The Platoon comprised three such Sections, plus a small Headquarters element. The 1st or 2nd Lieutenant, Sergeant, Batman and runner were all carried over from the Infantry. However, the issue of a 2-inch mortar to each Rifle Section meant there was no need for a further team at HQ, reducing strength to thirty four all ranks. Each Platoon initially had a Boys anti-tank rifle. The Officer was provided with a pistol, the Sergeant a Sten, the two men each a rifle.
The three Platoons served under a small Company HQ, commanded by a Major with a Captain as his second-in-command. Added to the usual NCOs and runners were three attached medics. During 1942-1943, each Company also had some additional fire support elements. The most important of these was a pair of 3-inch mortars.
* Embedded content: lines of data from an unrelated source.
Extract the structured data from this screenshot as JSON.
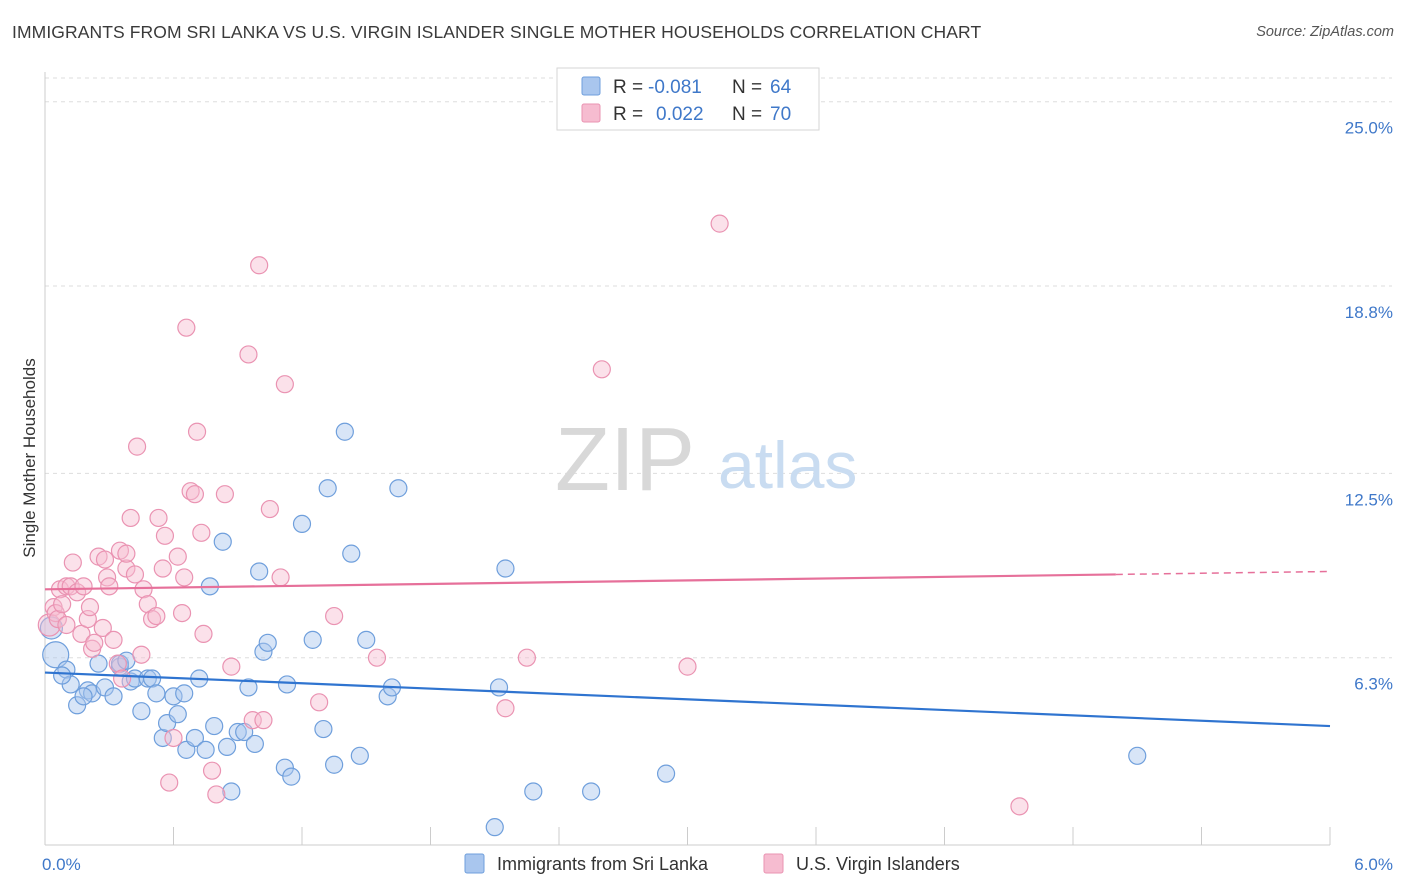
{
  "title": "IMMIGRANTS FROM SRI LANKA VS U.S. VIRGIN ISLANDER SINGLE MOTHER HOUSEHOLDS CORRELATION CHART",
  "source": "Source: ZipAtlas.com",
  "watermark": {
    "zip": "ZIP",
    "atlas": "atlas"
  },
  "colors": {
    "blue_fill": "#a9c6ee",
    "blue_stroke": "#6f9fdc",
    "blue_line": "#2f74d0",
    "pink_fill": "#f6bcd0",
    "pink_stroke": "#ea93b2",
    "pink_line": "#e6709a",
    "value_text": "#3f78c9",
    "grid": "#dddddd"
  },
  "legend_top": {
    "rows": [
      {
        "r_label": "R =",
        "r_value": "-0.081",
        "n_label": "N =",
        "n_value": "64"
      },
      {
        "r_label": "R =",
        "r_value": "0.022",
        "n_label": "N =",
        "n_value": "70"
      }
    ]
  },
  "chart_data": {
    "type": "scatter",
    "title": "IMMIGRANTS FROM SRI LANKA VS U.S. VIRGIN ISLANDER SINGLE MOTHER HOUSEHOLDS CORRELATION CHART",
    "xlabel": "",
    "ylabel": "Single Mother Households",
    "xlim": [
      0,
      6.0
    ],
    "ylim": [
      0,
      26.0
    ],
    "x_tick_labels": [
      "0.0%",
      "6.0%"
    ],
    "y_ticks": [
      6.3,
      12.5,
      18.8,
      25.0
    ],
    "y_tick_labels": [
      "6.3%",
      "12.5%",
      "18.8%",
      "25.0%"
    ],
    "grid": true,
    "legend_position": "bottom",
    "series": [
      {
        "name": "Immigrants from Sri Lanka",
        "color": "#a9c6ee",
        "trend": {
          "x": [
            0.0,
            6.0
          ],
          "y": [
            5.8,
            4.0
          ]
        },
        "points": [
          {
            "x": 0.03,
            "y": 7.3,
            "s": 2
          },
          {
            "x": 0.05,
            "y": 6.4,
            "s": 3
          },
          {
            "x": 0.1,
            "y": 5.9,
            "s": 1
          },
          {
            "x": 0.12,
            "y": 5.4,
            "s": 1
          },
          {
            "x": 0.15,
            "y": 4.7,
            "s": 1
          },
          {
            "x": 0.2,
            "y": 5.2,
            "s": 1
          },
          {
            "x": 0.22,
            "y": 5.1,
            "s": 1
          },
          {
            "x": 0.25,
            "y": 6.1,
            "s": 1
          },
          {
            "x": 0.28,
            "y": 5.3,
            "s": 1
          },
          {
            "x": 0.32,
            "y": 5.0,
            "s": 1
          },
          {
            "x": 0.35,
            "y": 6.0,
            "s": 1
          },
          {
            "x": 0.35,
            "y": 6.1,
            "s": 1
          },
          {
            "x": 0.38,
            "y": 6.2,
            "s": 1
          },
          {
            "x": 0.4,
            "y": 5.5,
            "s": 1
          },
          {
            "x": 0.42,
            "y": 5.6,
            "s": 1
          },
          {
            "x": 0.45,
            "y": 4.5,
            "s": 1
          },
          {
            "x": 0.48,
            "y": 5.6,
            "s": 1
          },
          {
            "x": 0.5,
            "y": 5.6,
            "s": 1
          },
          {
            "x": 0.52,
            "y": 5.1,
            "s": 1
          },
          {
            "x": 0.55,
            "y": 3.6,
            "s": 1
          },
          {
            "x": 0.57,
            "y": 4.1,
            "s": 1
          },
          {
            "x": 0.6,
            "y": 5.0,
            "s": 1
          },
          {
            "x": 0.62,
            "y": 4.4,
            "s": 1
          },
          {
            "x": 0.65,
            "y": 5.1,
            "s": 1
          },
          {
            "x": 0.66,
            "y": 3.2,
            "s": 1
          },
          {
            "x": 0.7,
            "y": 3.6,
            "s": 1
          },
          {
            "x": 0.72,
            "y": 5.6,
            "s": 1
          },
          {
            "x": 0.75,
            "y": 3.2,
            "s": 1
          },
          {
            "x": 0.77,
            "y": 8.7,
            "s": 1
          },
          {
            "x": 0.79,
            "y": 4.0,
            "s": 1
          },
          {
            "x": 0.83,
            "y": 10.2,
            "s": 1
          },
          {
            "x": 0.85,
            "y": 3.3,
            "s": 1
          },
          {
            "x": 0.87,
            "y": 1.8,
            "s": 1
          },
          {
            "x": 0.9,
            "y": 3.8,
            "s": 1
          },
          {
            "x": 0.93,
            "y": 3.8,
            "s": 1
          },
          {
            "x": 0.95,
            "y": 5.3,
            "s": 1
          },
          {
            "x": 0.98,
            "y": 3.4,
            "s": 1
          },
          {
            "x": 1.0,
            "y": 9.2,
            "s": 1
          },
          {
            "x": 1.02,
            "y": 6.5,
            "s": 1
          },
          {
            "x": 1.04,
            "y": 6.8,
            "s": 1
          },
          {
            "x": 1.12,
            "y": 2.6,
            "s": 1
          },
          {
            "x": 1.13,
            "y": 5.4,
            "s": 1
          },
          {
            "x": 1.15,
            "y": 2.3,
            "s": 1
          },
          {
            "x": 1.2,
            "y": 10.8,
            "s": 1
          },
          {
            "x": 1.25,
            "y": 6.9,
            "s": 1
          },
          {
            "x": 1.3,
            "y": 3.9,
            "s": 1
          },
          {
            "x": 1.32,
            "y": 12.0,
            "s": 1
          },
          {
            "x": 1.35,
            "y": 2.7,
            "s": 1
          },
          {
            "x": 1.4,
            "y": 13.9,
            "s": 1
          },
          {
            "x": 1.43,
            "y": 9.8,
            "s": 1
          },
          {
            "x": 1.47,
            "y": 3.0,
            "s": 1
          },
          {
            "x": 1.5,
            "y": 6.9,
            "s": 1
          },
          {
            "x": 1.6,
            "y": 5.0,
            "s": 1
          },
          {
            "x": 1.62,
            "y": 5.3,
            "s": 1
          },
          {
            "x": 1.65,
            "y": 12.0,
            "s": 1
          },
          {
            "x": 2.1,
            "y": 0.6,
            "s": 1
          },
          {
            "x": 2.12,
            "y": 5.3,
            "s": 1
          },
          {
            "x": 2.15,
            "y": 9.3,
            "s": 1
          },
          {
            "x": 2.28,
            "y": 1.8,
            "s": 1
          },
          {
            "x": 2.55,
            "y": 1.8,
            "s": 1
          },
          {
            "x": 2.9,
            "y": 2.4,
            "s": 1
          },
          {
            "x": 5.1,
            "y": 3.0,
            "s": 1
          },
          {
            "x": 0.08,
            "y": 5.7,
            "s": 1
          },
          {
            "x": 0.18,
            "y": 5.0,
            "s": 1
          }
        ]
      },
      {
        "name": "U.S. Virgin Islanders",
        "color": "#f6bcd0",
        "trend": {
          "x": [
            0.0,
            5.0
          ],
          "y": [
            8.6,
            9.1
          ]
        },
        "trend_dashed": {
          "x": [
            5.0,
            6.0
          ],
          "y": [
            9.1,
            9.2
          ]
        },
        "points": [
          {
            "x": 0.02,
            "y": 7.4,
            "s": 2
          },
          {
            "x": 0.04,
            "y": 8.0,
            "s": 1
          },
          {
            "x": 0.05,
            "y": 7.8,
            "s": 1
          },
          {
            "x": 0.06,
            "y": 7.6,
            "s": 1
          },
          {
            "x": 0.07,
            "y": 8.6,
            "s": 1
          },
          {
            "x": 0.08,
            "y": 8.1,
            "s": 1
          },
          {
            "x": 0.1,
            "y": 7.4,
            "s": 1
          },
          {
            "x": 0.1,
            "y": 8.7,
            "s": 1
          },
          {
            "x": 0.12,
            "y": 8.7,
            "s": 1
          },
          {
            "x": 0.13,
            "y": 9.5,
            "s": 1
          },
          {
            "x": 0.15,
            "y": 8.5,
            "s": 1
          },
          {
            "x": 0.17,
            "y": 7.1,
            "s": 1
          },
          {
            "x": 0.18,
            "y": 8.7,
            "s": 1
          },
          {
            "x": 0.2,
            "y": 7.6,
            "s": 1
          },
          {
            "x": 0.21,
            "y": 8.0,
            "s": 1
          },
          {
            "x": 0.22,
            "y": 6.6,
            "s": 1
          },
          {
            "x": 0.23,
            "y": 6.8,
            "s": 1
          },
          {
            "x": 0.25,
            "y": 9.7,
            "s": 1
          },
          {
            "x": 0.27,
            "y": 7.3,
            "s": 1
          },
          {
            "x": 0.28,
            "y": 9.6,
            "s": 1
          },
          {
            "x": 0.29,
            "y": 9.0,
            "s": 1
          },
          {
            "x": 0.3,
            "y": 8.7,
            "s": 1
          },
          {
            "x": 0.32,
            "y": 6.9,
            "s": 1
          },
          {
            "x": 0.34,
            "y": 6.1,
            "s": 1
          },
          {
            "x": 0.35,
            "y": 9.9,
            "s": 1
          },
          {
            "x": 0.36,
            "y": 5.6,
            "s": 1
          },
          {
            "x": 0.38,
            "y": 9.3,
            "s": 1
          },
          {
            "x": 0.38,
            "y": 9.8,
            "s": 1
          },
          {
            "x": 0.4,
            "y": 11.0,
            "s": 1
          },
          {
            "x": 0.42,
            "y": 9.1,
            "s": 1
          },
          {
            "x": 0.43,
            "y": 13.4,
            "s": 1
          },
          {
            "x": 0.45,
            "y": 6.4,
            "s": 1
          },
          {
            "x": 0.46,
            "y": 8.6,
            "s": 1
          },
          {
            "x": 0.48,
            "y": 8.1,
            "s": 1
          },
          {
            "x": 0.5,
            "y": 7.6,
            "s": 1
          },
          {
            "x": 0.52,
            "y": 7.7,
            "s": 1
          },
          {
            "x": 0.53,
            "y": 11.0,
            "s": 1
          },
          {
            "x": 0.55,
            "y": 9.3,
            "s": 1
          },
          {
            "x": 0.56,
            "y": 10.4,
            "s": 1
          },
          {
            "x": 0.58,
            "y": 2.1,
            "s": 1
          },
          {
            "x": 0.6,
            "y": 3.6,
            "s": 1
          },
          {
            "x": 0.62,
            "y": 9.7,
            "s": 1
          },
          {
            "x": 0.64,
            "y": 7.8,
            "s": 1
          },
          {
            "x": 0.65,
            "y": 9.0,
            "s": 1
          },
          {
            "x": 0.66,
            "y": 17.4,
            "s": 1
          },
          {
            "x": 0.68,
            "y": 11.9,
            "s": 1
          },
          {
            "x": 0.7,
            "y": 11.8,
            "s": 1
          },
          {
            "x": 0.71,
            "y": 13.9,
            "s": 1
          },
          {
            "x": 0.73,
            "y": 10.5,
            "s": 1
          },
          {
            "x": 0.74,
            "y": 7.1,
            "s": 1
          },
          {
            "x": 0.78,
            "y": 2.5,
            "s": 1
          },
          {
            "x": 0.8,
            "y": 1.7,
            "s": 1
          },
          {
            "x": 0.84,
            "y": 11.8,
            "s": 1
          },
          {
            "x": 0.87,
            "y": 6.0,
            "s": 1
          },
          {
            "x": 0.95,
            "y": 16.5,
            "s": 1
          },
          {
            "x": 0.97,
            "y": 4.2,
            "s": 1
          },
          {
            "x": 1.0,
            "y": 19.5,
            "s": 1
          },
          {
            "x": 1.02,
            "y": 4.2,
            "s": 1
          },
          {
            "x": 1.05,
            "y": 11.3,
            "s": 1
          },
          {
            "x": 1.1,
            "y": 9.0,
            "s": 1
          },
          {
            "x": 1.12,
            "y": 15.5,
            "s": 1
          },
          {
            "x": 1.28,
            "y": 4.8,
            "s": 1
          },
          {
            "x": 1.35,
            "y": 7.7,
            "s": 1
          },
          {
            "x": 1.55,
            "y": 6.3,
            "s": 1
          },
          {
            "x": 2.15,
            "y": 4.6,
            "s": 1
          },
          {
            "x": 2.25,
            "y": 6.3,
            "s": 1
          },
          {
            "x": 2.6,
            "y": 16.0,
            "s": 1
          },
          {
            "x": 3.0,
            "y": 6.0,
            "s": 1
          },
          {
            "x": 3.15,
            "y": 20.9,
            "s": 1
          },
          {
            "x": 4.55,
            "y": 1.3,
            "s": 1
          }
        ]
      }
    ]
  }
}
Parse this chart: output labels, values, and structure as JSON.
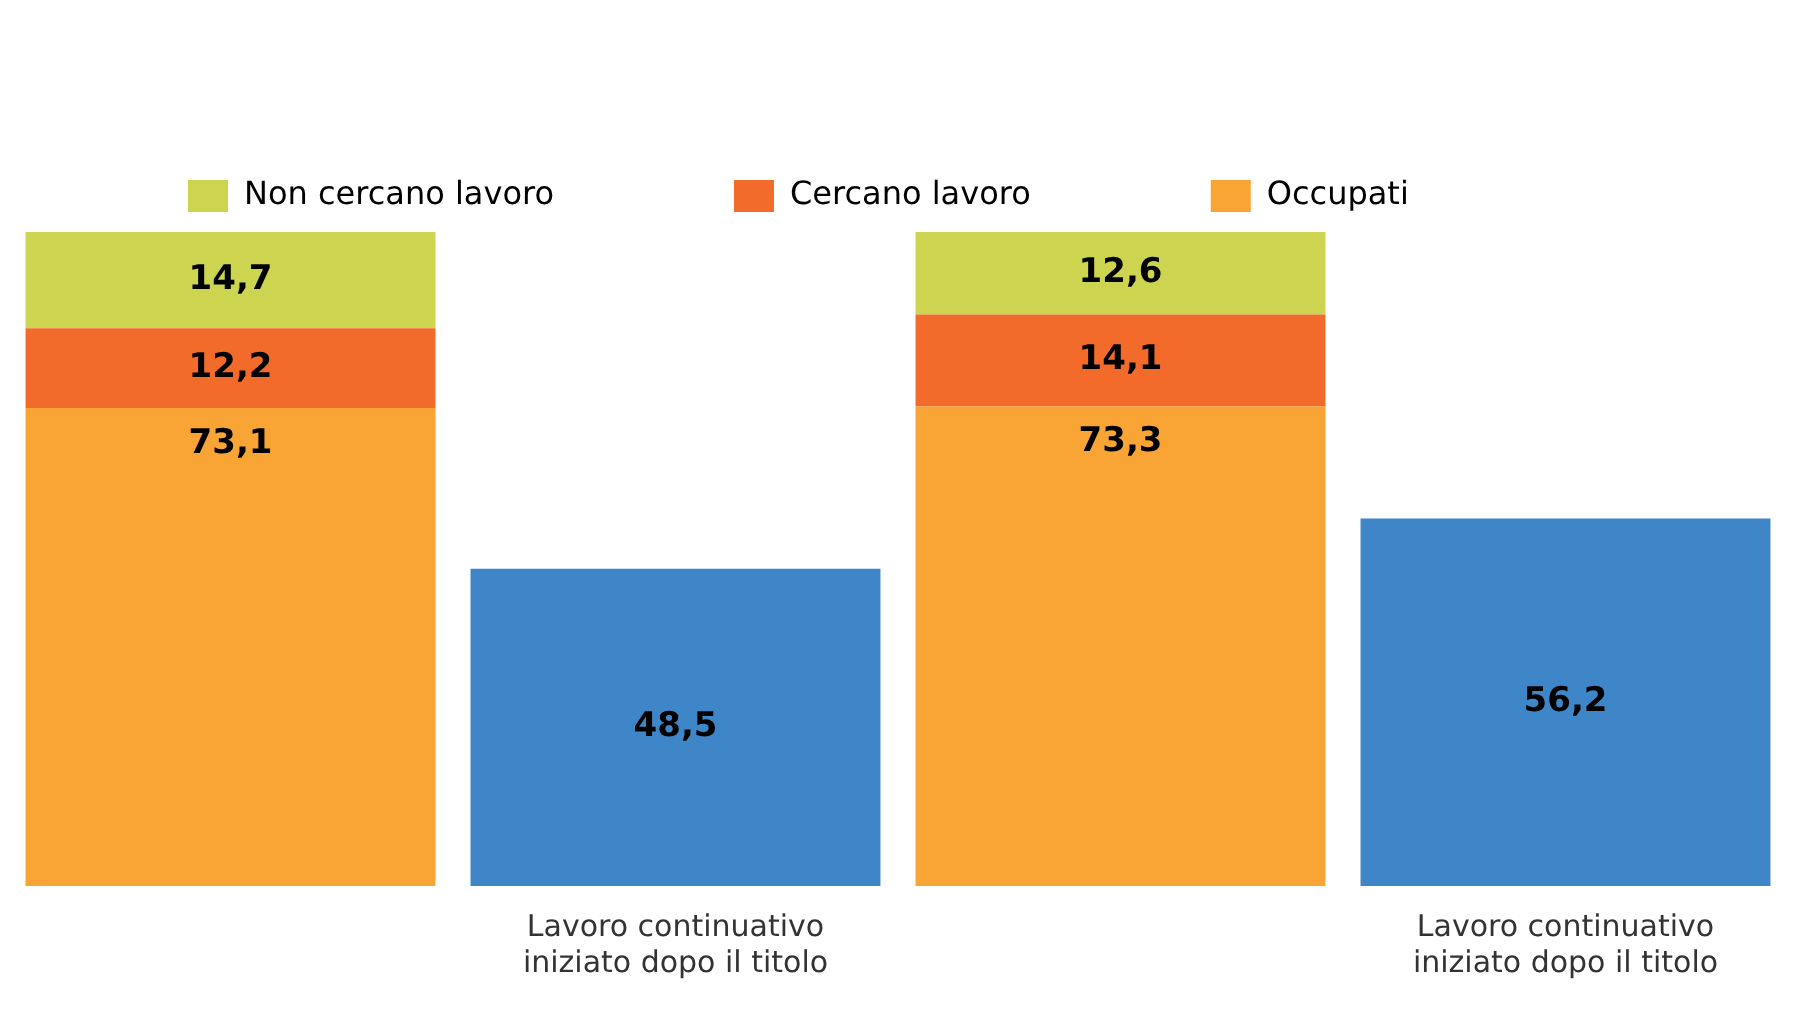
{
  "chart_data": {
    "type": "bar",
    "stacked": true,
    "legend": "top",
    "grid": false,
    "tick_labels": "x",
    "categories": [
      null,
      "Lavoro continuativo iniziato dopo il titolo",
      null,
      "Lavoro continuativo iniziato dopo il titolo"
    ],
    "series": [
      {
        "name": "Occupati",
        "color": "#f9a535",
        "values": [
          73.1,
          null,
          73.3,
          null
        ],
        "value_labels": [
          "73,1",
          null,
          "73,3",
          null
        ]
      },
      {
        "name": "Cercano lavoro",
        "color": "#f26b2b",
        "values": [
          12.2,
          null,
          14.1,
          null
        ],
        "value_labels": [
          "12,2",
          null,
          "14,1",
          null
        ]
      },
      {
        "name": "Non cercano lavoro",
        "color": "#cdd44f",
        "values": [
          14.7,
          null,
          12.6,
          null
        ],
        "value_labels": [
          "14,7",
          null,
          "12,6",
          null
        ]
      },
      {
        "color": "#3f86c8",
        "values": [
          null,
          48.5,
          null,
          56.2
        ],
        "value_labels": [
          null,
          "48,5",
          null,
          "56,2"
        ]
      }
    ]
  }
}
The Anti-tank Section is one of those curiosities these tables can throw up. Each Section was supposed to serve a single weapon called a Smith gun.
The issue of personal weapons to the Battalion is worthy of comment. Each Parachute Battalion was provided a ‘pool reserve’ of Sten guns. In the 1942 tables this was massive 429 weapons. That was sufficient for at least every other man to be so armed. Rifle Section commanders were normally armed with the Sten, but how many others in his unit were similarly so is impossible to determine and likely varied widely within the Battalion.
The above organization was used by Parachute Battalions in their first major actions in North Africa and during the invasion of Italy. It proved reliable enough to undergo only minor amendments in preparation for the Normandy campaign.